Mas é claro que as geadas e a neve causam transtornos para quem como nós não está acostumado a baixas temperaturas. Em nossa último dia, a geada da madrugada havia produzido uma camada fina de gelo sobre o carro. O miolo da chave do porta-malas não girava, os vidros não podiam ser baixados. Era preciso aquecer o carro para que o gelo derretesse. Dica local: nunca jogue água quente, pois o choque térmico pode quebrar o vidro. Máquinas limpam as ruas, afastando a neve, mas o gelo não, e ele é que é perigoso. Outra dica local: não freie, apenas reduza a marcha. Calçados apropriados, com ranhuras e impermeáveis, são obrigatórios e é preciso caminhar com cuidado e firmeza para não escorregar no gelo sobre superfícies lisas, como madeira.
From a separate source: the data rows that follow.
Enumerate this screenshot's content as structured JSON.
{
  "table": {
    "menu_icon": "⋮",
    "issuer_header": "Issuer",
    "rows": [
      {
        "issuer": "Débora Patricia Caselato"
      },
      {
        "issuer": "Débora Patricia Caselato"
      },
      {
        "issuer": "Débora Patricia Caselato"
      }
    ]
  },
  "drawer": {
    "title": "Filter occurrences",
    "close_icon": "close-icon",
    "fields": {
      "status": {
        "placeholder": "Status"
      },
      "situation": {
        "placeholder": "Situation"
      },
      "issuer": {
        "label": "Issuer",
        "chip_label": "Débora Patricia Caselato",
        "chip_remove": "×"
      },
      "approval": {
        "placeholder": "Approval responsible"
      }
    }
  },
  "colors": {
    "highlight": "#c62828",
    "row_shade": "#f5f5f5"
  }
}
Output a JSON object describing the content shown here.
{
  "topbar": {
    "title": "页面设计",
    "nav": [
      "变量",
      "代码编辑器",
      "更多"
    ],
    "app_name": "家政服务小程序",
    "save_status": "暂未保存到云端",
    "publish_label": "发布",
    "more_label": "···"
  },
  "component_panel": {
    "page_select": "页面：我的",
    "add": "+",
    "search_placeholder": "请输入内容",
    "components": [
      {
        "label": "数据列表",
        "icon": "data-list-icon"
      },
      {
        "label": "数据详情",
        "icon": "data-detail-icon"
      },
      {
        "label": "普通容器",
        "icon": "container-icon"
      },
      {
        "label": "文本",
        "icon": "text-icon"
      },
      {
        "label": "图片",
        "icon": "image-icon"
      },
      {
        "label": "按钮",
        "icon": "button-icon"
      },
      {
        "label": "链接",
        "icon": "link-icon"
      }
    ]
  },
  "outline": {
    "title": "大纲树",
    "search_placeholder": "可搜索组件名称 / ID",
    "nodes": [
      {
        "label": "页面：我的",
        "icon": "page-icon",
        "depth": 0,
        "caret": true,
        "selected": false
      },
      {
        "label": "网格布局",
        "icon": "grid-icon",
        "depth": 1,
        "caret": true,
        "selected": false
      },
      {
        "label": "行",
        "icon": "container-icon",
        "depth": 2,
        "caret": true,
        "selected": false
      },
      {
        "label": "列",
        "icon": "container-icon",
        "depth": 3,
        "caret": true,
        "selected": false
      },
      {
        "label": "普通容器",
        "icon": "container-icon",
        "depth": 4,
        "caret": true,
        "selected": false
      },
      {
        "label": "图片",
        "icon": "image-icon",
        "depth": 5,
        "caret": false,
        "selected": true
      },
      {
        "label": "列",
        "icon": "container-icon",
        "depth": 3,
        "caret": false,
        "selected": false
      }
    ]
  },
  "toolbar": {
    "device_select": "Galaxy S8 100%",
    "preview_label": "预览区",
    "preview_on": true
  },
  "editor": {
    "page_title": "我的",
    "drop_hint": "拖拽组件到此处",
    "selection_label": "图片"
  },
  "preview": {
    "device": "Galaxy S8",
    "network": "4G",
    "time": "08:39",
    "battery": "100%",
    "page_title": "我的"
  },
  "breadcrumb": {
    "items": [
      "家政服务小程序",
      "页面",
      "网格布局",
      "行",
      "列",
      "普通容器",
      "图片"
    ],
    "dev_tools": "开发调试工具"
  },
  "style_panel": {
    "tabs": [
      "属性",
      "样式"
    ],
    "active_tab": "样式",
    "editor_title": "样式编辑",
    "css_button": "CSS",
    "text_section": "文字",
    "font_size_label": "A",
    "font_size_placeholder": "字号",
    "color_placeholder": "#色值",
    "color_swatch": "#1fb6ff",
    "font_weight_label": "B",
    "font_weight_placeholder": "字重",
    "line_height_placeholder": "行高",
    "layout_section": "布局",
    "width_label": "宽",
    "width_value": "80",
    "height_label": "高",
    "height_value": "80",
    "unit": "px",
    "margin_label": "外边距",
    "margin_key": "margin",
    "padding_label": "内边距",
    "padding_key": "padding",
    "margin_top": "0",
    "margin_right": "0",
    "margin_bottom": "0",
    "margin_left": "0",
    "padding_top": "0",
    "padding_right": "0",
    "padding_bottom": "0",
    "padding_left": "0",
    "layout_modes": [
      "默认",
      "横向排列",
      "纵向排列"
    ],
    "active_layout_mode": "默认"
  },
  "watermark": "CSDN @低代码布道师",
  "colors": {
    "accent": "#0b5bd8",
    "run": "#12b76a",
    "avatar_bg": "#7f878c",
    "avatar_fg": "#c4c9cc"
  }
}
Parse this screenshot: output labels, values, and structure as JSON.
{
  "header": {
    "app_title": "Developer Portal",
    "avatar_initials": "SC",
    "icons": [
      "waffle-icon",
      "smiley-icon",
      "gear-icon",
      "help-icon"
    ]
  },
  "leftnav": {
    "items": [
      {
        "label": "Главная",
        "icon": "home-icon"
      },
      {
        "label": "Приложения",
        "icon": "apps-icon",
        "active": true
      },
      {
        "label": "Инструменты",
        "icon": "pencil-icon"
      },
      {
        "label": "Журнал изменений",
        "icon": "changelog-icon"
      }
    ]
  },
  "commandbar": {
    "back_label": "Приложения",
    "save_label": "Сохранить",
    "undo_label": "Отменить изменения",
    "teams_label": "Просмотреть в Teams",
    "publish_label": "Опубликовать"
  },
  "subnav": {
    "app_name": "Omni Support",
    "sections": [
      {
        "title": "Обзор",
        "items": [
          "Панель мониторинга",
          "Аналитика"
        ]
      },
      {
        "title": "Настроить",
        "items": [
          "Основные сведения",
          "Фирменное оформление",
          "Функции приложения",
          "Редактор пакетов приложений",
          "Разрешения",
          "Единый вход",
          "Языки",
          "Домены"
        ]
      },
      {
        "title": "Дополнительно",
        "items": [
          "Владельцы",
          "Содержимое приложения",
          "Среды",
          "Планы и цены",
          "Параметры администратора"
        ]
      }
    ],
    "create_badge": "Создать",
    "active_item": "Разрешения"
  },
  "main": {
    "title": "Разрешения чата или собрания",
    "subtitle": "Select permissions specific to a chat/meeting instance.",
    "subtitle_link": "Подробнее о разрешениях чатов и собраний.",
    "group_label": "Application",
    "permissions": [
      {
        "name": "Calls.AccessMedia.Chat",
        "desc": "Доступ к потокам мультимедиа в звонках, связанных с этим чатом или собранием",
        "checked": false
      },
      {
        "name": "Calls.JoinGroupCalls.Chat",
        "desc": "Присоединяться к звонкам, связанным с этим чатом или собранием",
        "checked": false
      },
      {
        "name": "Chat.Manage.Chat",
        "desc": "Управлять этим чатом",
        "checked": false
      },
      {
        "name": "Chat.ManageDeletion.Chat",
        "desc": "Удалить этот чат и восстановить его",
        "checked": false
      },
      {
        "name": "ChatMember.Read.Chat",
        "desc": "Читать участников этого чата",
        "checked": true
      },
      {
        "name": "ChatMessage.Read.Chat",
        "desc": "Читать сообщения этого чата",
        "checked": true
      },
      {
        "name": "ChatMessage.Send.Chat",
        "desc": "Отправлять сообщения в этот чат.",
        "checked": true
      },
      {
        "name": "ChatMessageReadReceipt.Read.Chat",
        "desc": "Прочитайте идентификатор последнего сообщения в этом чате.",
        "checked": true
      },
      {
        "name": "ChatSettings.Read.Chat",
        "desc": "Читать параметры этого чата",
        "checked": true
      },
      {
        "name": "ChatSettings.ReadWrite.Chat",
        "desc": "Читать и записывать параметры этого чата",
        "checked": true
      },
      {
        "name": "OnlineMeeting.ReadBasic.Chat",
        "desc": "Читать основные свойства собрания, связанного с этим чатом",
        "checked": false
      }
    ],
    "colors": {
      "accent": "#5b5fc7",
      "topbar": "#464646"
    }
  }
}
Minha dica maior é: se possível, fique cerca de 10 dias. Além de ter muito o que fazer pela região, o clima muda com frequência nas montanhas, alternando dias chuvosos com claros e outros com neve. Inverno é estação chuvosa e há grande probabilidade de chover por 4 ou 5 dias seguidos e você terá perdido o melhor, que é observar as montanhas nevadas espelhadas nos lagos, subir os cerros em dias de visibilidade alta e a neve, que tantos brasileiros buscam aqui.
Espero que seu primeiro encontro com Bariloche seja tão bom quanto foi o meu. Escrevi este post num dia chuvoso, no calor do apart-hotel em Cerro Catedral, com vista para a montanha, onde nos hospedamos pelo sistema Troca de Casa por 15 dias. Mais feliz, só se estivesse nevando – mas aí eu estaria lá fora!